Social media is an interesting phenomena. Lots of bickering, mommy wars, and one of the best ways to keep posted on what’s happening in the world. And when that’s all overwhelming and too much, there are always the feel good stories. They pop up, get circulated around and everyone shares them to further spread the warm and fuzzies.
The latest one to get circulated is about a boy with challenges similar to autism who asked his mother not to have a birthday party for him because he doesn’t have any friends. Mom set up a Facebook page and the media picked it up and now he’s being inundated with birthday cards.
How heartbreaking that his mom needed to do something like that. I get it, I truly do as I share in her despair every day. Kids with autism face so many challenges that it just doesn’t feel fair to add a lack of friends on top of it all.
So many people got on board for this, that it seems like one of those heartwarming do-good, feel-good stories. Teachers were even getting their entire classes to create and send cards. Mom was even getting notices from the postal service that there was too much mail!
But…after a friendless card-opening party with his mom, that boy will go back to his lonely existence. Neither your life nor his will be any better.
So I’m sending a big ‘ol shame on you to all of you who shared the story and/or sent a card. Yes I said shame on you. Because you all saw a feel-good story. Some of you even spent the $5 to buy a card and a stamp. And you all patted yourselves on the backs for a job well done and went on with your lives.
Nothing has actually changed. Tomorrow that boy will wake up and still face the prospect of going to school and not exchanging a single word with his classmates. If he’s really lucky a teacher might ask him about what he did last night, but more likely he or she will only direct him about his schoolwork.
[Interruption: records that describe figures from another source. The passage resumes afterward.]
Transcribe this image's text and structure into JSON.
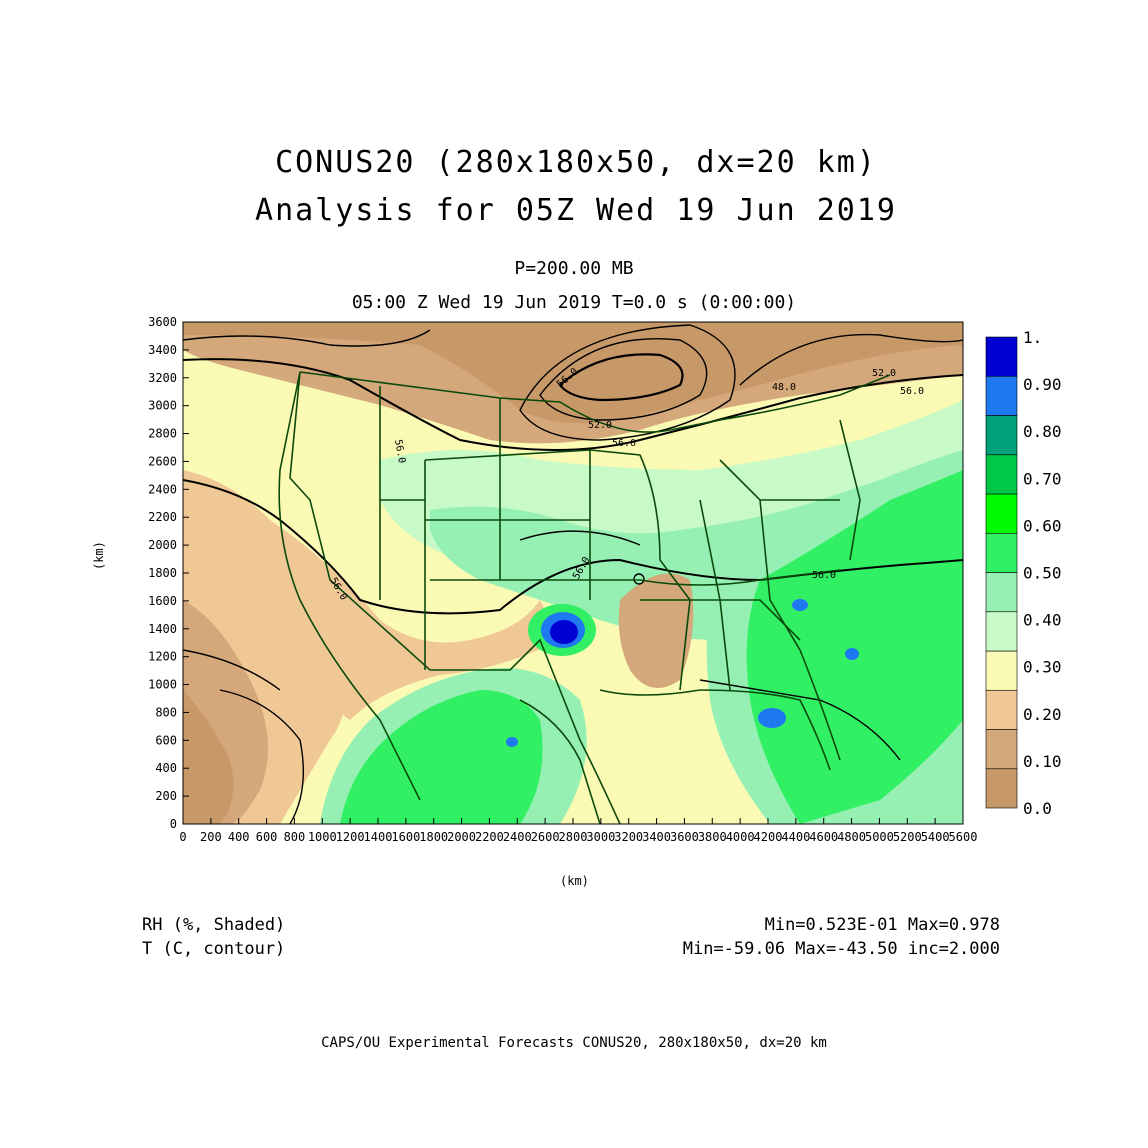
{
  "title": {
    "line1": "CONUS20 (280x180x50, dx=20 km)",
    "line2": "Analysis for 05Z Wed 19 Jun 2019"
  },
  "level_label": "P=200.00 MB",
  "time_label": "05:00 Z Wed 19 Jun 2019    T=0.0 s (0:00:00)",
  "axes": {
    "x_label": "(km)",
    "y_label": "(km)",
    "x_ticks": [
      0,
      200,
      400,
      600,
      800,
      1000,
      1200,
      1400,
      1600,
      1800,
      2000,
      2200,
      2400,
      2600,
      2800,
      3000,
      3200,
      3400,
      3600,
      3800,
      4000,
      4200,
      4400,
      4600,
      4800,
      5000,
      5200,
      5400,
      5600
    ],
    "y_ticks": [
      0,
      200,
      400,
      600,
      800,
      1000,
      1200,
      1400,
      1600,
      1800,
      2000,
      2200,
      2400,
      2600,
      2800,
      3000,
      3200,
      3400,
      3600
    ],
    "x_range": [
      0,
      5600
    ],
    "y_range": [
      0,
      3600
    ]
  },
  "colorbar": {
    "labels": [
      "0.0",
      "0.10",
      "0.20",
      "0.30",
      "0.40",
      "0.50",
      "0.60",
      "0.70",
      "0.80",
      "0.90",
      "1."
    ],
    "colors": [
      "#c89968",
      "#d4a87a",
      "#f0c896",
      "#fafab4",
      "#c8fac8",
      "#96f0b4",
      "#32f064",
      "#00fa00",
      "#00c846",
      "#00a078",
      "#1e78f0",
      "#0000d2"
    ]
  },
  "contour_labels": [
    "48.0",
    "52.0",
    "56.0",
    "52.0",
    "56.0",
    "56.0",
    "56.0",
    "56.0",
    "56.0",
    "56.0"
  ],
  "legend": {
    "shaded": "RH (%, Shaded)",
    "contour": "T (C, contour)",
    "shaded_stats": "Min=0.523E-01 Max=0.978",
    "contour_stats": "Min=-59.06 Max=-43.50 inc=2.000"
  },
  "credit": "CAPS/OU Experimental Forecasts  CONUS20, 280x180x50, dx=20 km"
}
Whether you are a teacher or a parent, you should be using this as an opportunity to talk to your kids about exclusion and loneliness. How inviting everyone but “that” kid to your party or giving out a valentine to everyone but “that” kid is causing very real harm. Kids with special needs can’t help their behaviour, and if it seems odd to you then you need to learn to get over it.
If you don’t know how then ask. As a parent, I would much rather be asked by a child or a parent about how to interact with my son than for him to be ignored and ostracized. If you are too uncomfortable to ask me, then ask a teacher. If you’re the teacher and you don’t know, ask your SERT, or me, or call the special education expert at the board.
Please notice that I said “interact.” I did not say “fake friendship with.” Pretending to be someone’s friend when you really aren’t only causes harm to both people and frankly they don’t need you in their life. I’m talking about basic human interaction. A conversation. Try starting one. You might be surprised at what you discover.
In fact, as parents and teachers, you should be modeling this for your children. What’s stopping you from having a conversation with a lonely person? You all know someone. Whether they are a freak, a geek, a loser, a senior, someone with physical, developmental, or mental disability; you all know at least one lonely person.
To really, truly make a difference in the world, you need to speak to these people.
And saying “Hi” only barely qualifies for good manners. I mean truly have a conversation. If you’re Canadian then complain about the weather with them. If you’re not, then comment on something in the news. Ask them how they’re doing. And wait for an answer. Be patient. If they are truly a lonely person then they aren’t used to being spoken to like that. They might be caught off guard or need to formulate an answer. Whatever it is, it’s not likely to be what you were expecting. And it will be worth it.
Your conversation doesn’t have to be an hour long marathon to count. Just a few minutes while waiting in line for coffee or while waiting for the bus or while waiting to go inside after the recess bell. Just long enough to connect with someone who is desperate for that connection.
Do it daily. It doesn’t even have to be the same person. And you never know, you might actually like someone you didn’t speak to before.
And when you are doing that regularly, and only then, can you pat yourself on the back for a job well done, a difference made in someone’s life.